Be clear on your IP strategy
It’s not always necessary to have the finished article ahead of a sale or investment process. Many businesses will take on private equity investment or seek an acquirer to help accelerate IP development. There are ways of structuring an M&A deal to capture the future value of these assets, but critically, the thinking behind the asset needs to be fleshed out. Yes, a transaction can be completed without this clarity, but it will mean leaving significant value on the table and potentially challenging conversations in the future if there are misunderstandings around the future promise.
Set the ratio of internal to external staff appropriately
Some technology service businesses over-rely on contractors to retain flexibility and support scalability. However, it’s important to have a core team of permanent employees, especially for senior roles, to signal a sense of continuity to the acquirer. Combined with repeatable processes and proven approaches to skills transfer, this communicates strong confidence in the business and its long-term prospects.
Develop value-add partnerships
These can take the form of channel, technology and delivery partnerships. Properly constructed, they can support scalability and growth, and contribute positively to a well-functioning sales and delivery engine. But, as with clients, it’s important to avoid over-reliance on any single partner and the scenario where a potential acquirer may be conflicted by, or prevented from, working with one or more of these parties.
Who will buy your technology services business?
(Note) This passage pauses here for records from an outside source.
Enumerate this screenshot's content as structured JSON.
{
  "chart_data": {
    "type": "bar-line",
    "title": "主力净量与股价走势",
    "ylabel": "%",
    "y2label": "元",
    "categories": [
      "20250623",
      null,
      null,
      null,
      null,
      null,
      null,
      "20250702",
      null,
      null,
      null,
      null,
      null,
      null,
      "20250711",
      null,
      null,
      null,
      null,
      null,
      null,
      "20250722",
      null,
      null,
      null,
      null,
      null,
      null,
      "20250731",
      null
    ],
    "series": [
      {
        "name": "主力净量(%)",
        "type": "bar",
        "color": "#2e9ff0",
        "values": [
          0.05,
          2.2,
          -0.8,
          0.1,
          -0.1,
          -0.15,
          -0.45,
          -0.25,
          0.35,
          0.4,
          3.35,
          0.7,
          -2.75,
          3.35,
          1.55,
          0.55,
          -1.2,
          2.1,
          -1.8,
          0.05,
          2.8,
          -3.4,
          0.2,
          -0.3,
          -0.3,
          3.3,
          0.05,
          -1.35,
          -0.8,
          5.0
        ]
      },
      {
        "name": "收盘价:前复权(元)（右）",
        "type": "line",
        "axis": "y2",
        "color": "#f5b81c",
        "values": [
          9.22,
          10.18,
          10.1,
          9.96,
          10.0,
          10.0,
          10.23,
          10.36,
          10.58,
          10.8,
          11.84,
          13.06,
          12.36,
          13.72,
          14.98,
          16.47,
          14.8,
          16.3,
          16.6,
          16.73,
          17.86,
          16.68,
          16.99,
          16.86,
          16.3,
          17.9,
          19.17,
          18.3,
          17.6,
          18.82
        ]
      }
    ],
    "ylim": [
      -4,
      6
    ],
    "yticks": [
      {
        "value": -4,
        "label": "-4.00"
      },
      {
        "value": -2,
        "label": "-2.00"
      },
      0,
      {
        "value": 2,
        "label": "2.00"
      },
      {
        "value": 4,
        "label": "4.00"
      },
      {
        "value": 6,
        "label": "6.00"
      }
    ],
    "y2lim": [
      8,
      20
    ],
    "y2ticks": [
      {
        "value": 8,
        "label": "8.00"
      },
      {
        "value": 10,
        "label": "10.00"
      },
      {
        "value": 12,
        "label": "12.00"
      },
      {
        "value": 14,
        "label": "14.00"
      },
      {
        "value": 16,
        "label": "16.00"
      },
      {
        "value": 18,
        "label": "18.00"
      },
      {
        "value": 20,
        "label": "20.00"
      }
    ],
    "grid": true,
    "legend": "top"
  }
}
If you’ve put all of this into action, there’ll be plenty of open doors to explore. Acquirers may be interested in your capabilities, your IP assets, your customer base or all of these. Candidates might include leading management consultancies, specialist tech consultancies, technology outsourcers, business process outsourcers and private equity.
Many private equity firms struggle with pure software businesses with limited cashflow, and as such, most scale-ups are left to specialist venture funders. If positioned correctly with the right fundamentals in place, technology services businesses which can combine strong growth, high quality of earnings and good profits have proven to be some of the most sought-after businesses in the market.
Getting out the shadow of SaaS
Too often, technology services businesses might feel they are living in the shadow of their noisier SaaS cousins. But they have much value to offer potential acquirers and, with the right approach and positioning, can command solid exit valuations that properly reflect the value they have built and captured. Perhaps in the final analysis, even eclipsing the SaaS business that capture most of the limelight.